L'Inde rejoint la longue liste de pays tentant de se libérer de la dépendance aux États-Unis suite aux stratégies commerciales agressives du président Donald Trump.
La banque centrale indienne, la Reserve Bank of India, a proposé de relier les devises numériques des États membres de l'alliance BRICS pour faciliter les paiements transfrontaliers.
La Reserve Bank of India (RBI) a suggéré que le sommet BRICS de 2026, qui doit se tenir dans le pays, inclue une proposition formelle visant à connecter les devises numériques de banque centrale (CBDC) de ses membres. Le groupe BRICS comprend actuellement le Brésil, la Russie, l'Inde, la Chine, l'Afrique du Sud, les Émirats arabes unis, l'Iran et l'Indonésie.
La connexion des devises numériques de banque centrale (CBDC) rendra « les paiements commerciaux et touristiques transfrontaliers plus faciles ». Dans le système actuel, la plupart des échanges internationaux sont réglés en dollars américains. Cela nécessite souvent l'utilisation de systèmes dirigés par l'Occident comme SWIFT. Avec des CBDC reliées, les nations BRICS pourraient régler les échanges directement entre elles.
La proposition de la RBI s'appuie sur un accord conclu à Rio de Janeiro en 2025, qui se concentrait sur la rendre les systèmes de paiement « interopérables ».
Bien qu'aucun membre BRICS n'ait entièrement lancé une CBDC publique, les cinq membres originaux mènent tous des programmes pilotes avancés comme la « Roupie numérique (eRupee) » de l'Inde, qui a déjà atteint 7 millions d'utilisateurs grand public. La Chine soutient également agressivement l'utilisation internationale de son yuan numérique.
Pour que la liaison réussisse, les pays concernés doivent s'accorder sur une « technologie interopérable » et des règles de gouvernance.
Pour corriger les déséquilibres commerciaux, comme lorsque la Russie s'est retrouvée précédemment avec un excédent massif de roupies indiennes qu'elle ne pouvait pas facilement dépenser, la RBI explore des « arrangements bilatéraux de swap de devises » qui permettraient aux banques centrales d'échanger des devises à des taux fixes pour régler les dettes chaque semaine ou chaque mois.
Le président américain Donald Trump a récemment qualifié l'alliance BRICS d'« anti-américaine » et a menacé à plusieurs reprises d'imposer des droits de douane de 100 % aux pays qui tentent de s'éloigner du dollar.

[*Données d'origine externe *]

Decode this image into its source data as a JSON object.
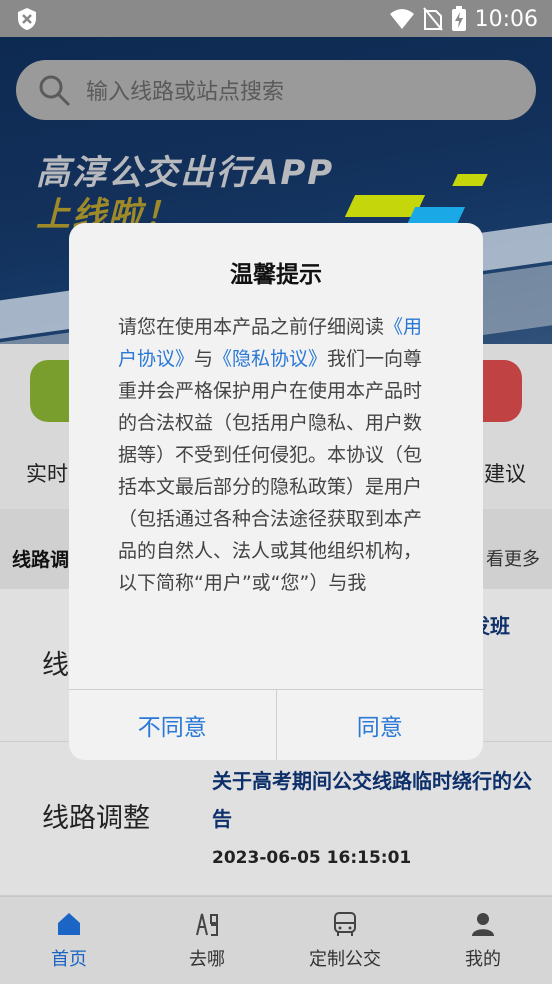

Ces menaces ont créé des frictions commerciales entre les États-Unis et plusieurs membres BRICS, dont l'Inde.
La RBI a déclaré que ses efforts pour promouvoir la roupie ne visent pas à être « anti-dollar », mais plutôt à protéger ses propres intérêts économiques. L'Inde a récemment développé une relation plus étroite avec la Russie et la Chine sur les questions commerciales pour éviter l'impact des guerres commerciales américaines.
Le gouverneur adjoint de la RBI, T. Rabi Sankar, a récemment averti que les stablecoins présentent des risques pour la « stabilité monétaire » et l'« intermédiation bancaire », et donc le pays promeut la roupie numérique soutenue par l'État pour dissuader les citoyens d'utiliser des stablecoins indexés sur le dollar pour les paiements quotidiens.
Avec l'ajout de grands producteurs de pétrole comme les Émirats arabes unis et l'Iran, ainsi qu'une grande économie comme l'Indonésie, à l'alliance BRICS, celle-ci dispose désormais de plus de pouvoir pour créer son propre réseau financier. Fin 2025, des rapports ont montré qu'une plateforme multi-CBDC impliquant la Chine et les Émirats arabes unis, connue sous le nom de projet « mBridge », est techniquement possible.